Thompson attended Trinity Academy, Halifax, and Hipperholme Grammar School. Following National Service he ran a farm near Halifax then joined the family butcher business of his father, Geoff Thompson, known for its black puddings. His mother, Rachel, had worked as a weaver from the age of 12 until her marriage. Thompson expanded the business considerably and also developed a successful plastics manufacturing business.

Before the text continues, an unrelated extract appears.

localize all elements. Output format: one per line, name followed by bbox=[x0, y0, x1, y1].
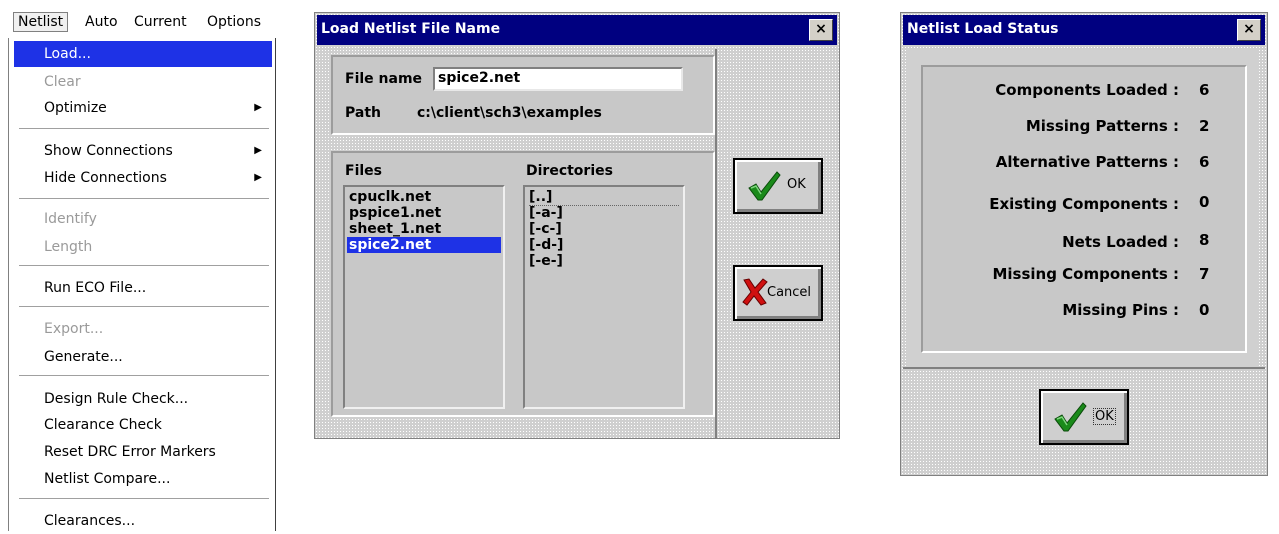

Thompson became involved in politics at a young age, setting up Halifax Young Conservatives. He became a county councillor for the West Riding from 1967, joining the new West Yorkshire county council in 1974, then Calderdale district council from 1975 until 1979. He first stood for Parliament at the 1970 general election for the safe Labour seat of Batley and Morley. He stood in the marginal seat of Sowerby in both the February 1974 and October 1974 elections, losing by small margins. In the 1979 election he stood again in Sowerby, beating Max Madden by 1,180. At the 1983 general election, the seat was adjusted and renamed Calder Valley.
Thompson was known as a solid, stout, no-nonsense Yorkshireman. He worked his way up through the whips office before joining the Ministry of Agriculture, Fisheries and Food as a junior minister. He was sacked in 1989 but bore no resentment against Margaret Thatcher, telling his colleagues: "There is no iceberg here, but a shire horse unharnessed and put out to grass on blue Conservative grass."
At the last Prime Minister's Questions given by Margaret Thatcher in November 1990 he famously said that if the Prime Minister visited his constituency, she would find scores of people telling her what they had told him, that she "was a good 'un."
In July 1997, following the loss of his seat in parliament, Thompson was appointed Director of the War Memorials Trust (then known as The Friends of War Memorials), a charity which he had helped to found in 1996. He held the post until his death in 2005, aged 73.